HOW NO-PUBLICATION THEORY GOES. The defamatory material, the prosecutors’ ruling said, “must be known to someone other than the person to whom it has been written.” “There is publication if the material is communicated to a third person.”

The prosecutors believe there was no such communication. The records, the resolution said, show that the complainant Awit “failed to divulge that any person other than himself had read the libelous remarks posted on Facebook.”

Awit, according to the ruling, alleged in the complaint that Ligas is “a radio blocktimer” with a Facebook account with about 8,700 followers, where he “actively posted his content.”

However, the ruling said, Awit “did not disclose (in his complaint) whether any of his followers, or other individuals, had viewed, liked, shared or commented on” the “libelous” posts.

Where is that third person? “Without such allegation and evidence, the supposed publication remains unsubstantiated,” the prosecutors said.

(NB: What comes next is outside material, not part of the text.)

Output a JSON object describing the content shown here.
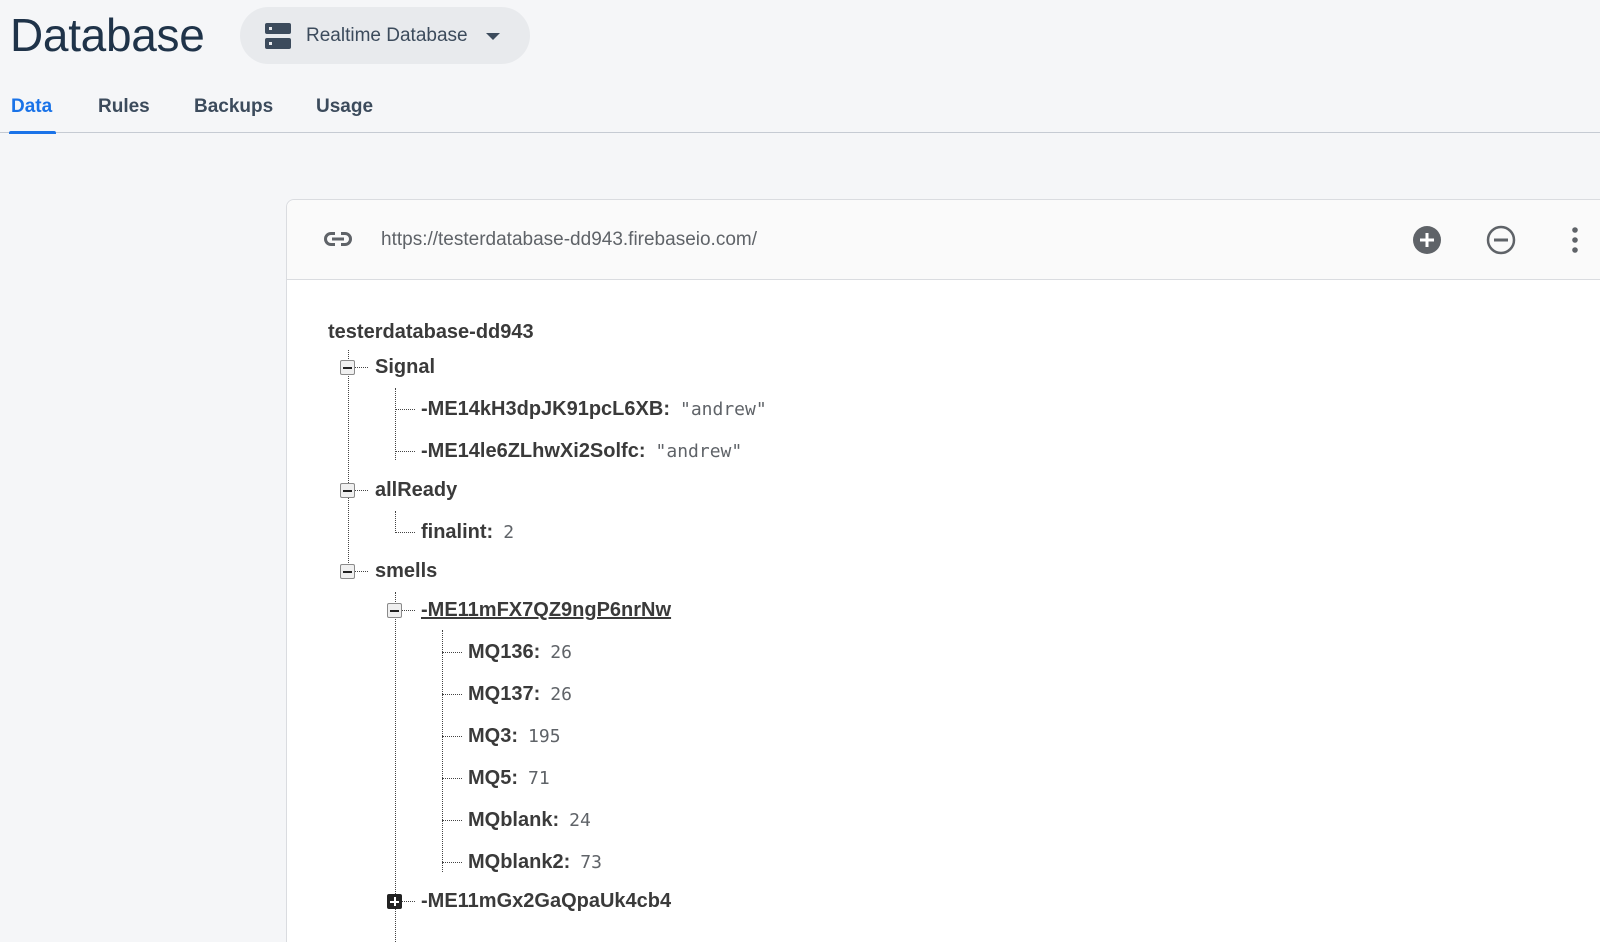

IT WOULD SEEM ODD, IF NOT LUDICROUS, that the libel complaint was thrown out because it failed to allege and prove publication, a fact that is supposed to be a “given” in public knowledge about how social media works.

CORE QUESTIONS LIKE WHETHER THE POSTS WERE WRONGFUL NOT TOUCHED by the prosecutors’ ruling, which focused solely on publication as an element of libel and the allegation of publication being absent in the complaints that Awit filed.

Yet defamation is very much the issue in a libel case, cyber or plain.

The investigating prosecutor in fact cited Ligas’s five posts, repeating the text of each comment in full and citing the complainant Awit’s claim of defamation.

-- On the subject on “Usik-usik sa pondo sa flood control” (Aug. 14, 2025): Awit alleged it “directly imputed… the public funds were misused or wasted.”

-- On the collapse of the riprap, “Maayo kaha magkanunay?”, the flooding “while the kongresista and the contractor were abroad shopping” (August15, 2025): Awit said it was “factually inaccurate,” portraying his company as “corrupt and irresponsible.”

-- On the size of the P3.8 billion district budget for flood control while the floods worsened—“Were the congresswoman and her favorite contractor able to sleep?” (August 16, 2025): Defamatory, said Awit, “insinuating corruption,” “suggesting collusion and favoritism,” “express and categorical imputation of theft…”

And so forth: the fourth post (August 17, 2025) related to Ligas’s challenge to the congresswoman, and the fifth (Aug. 23, 2025) about her being exposed by nature (“naboking”).

To the five Ligas posts, Awit alleged that Ligas’s intention was “not to inform the public but to provoke outrage and destroy their name in utter disregard for the truth.”

LIGAS DEFENSES SKIPPED TOO. Defenses mounted by Ligas in his counter-affidavit were also not tackled.

The broadcaster claimed press freedom, the “right and duty” to comment on a matter of public interest, and the other usual places of refuge of journalists sued for libel, such as privileged communication, truth as foil to libel, and fair commentary.

Was it a ruling based on a technicality? Not quite. After all, it took up one of the basic elements of libel. Yet the bigger questions, as far as they affect assessment of prima facie evidence, were totally not considered.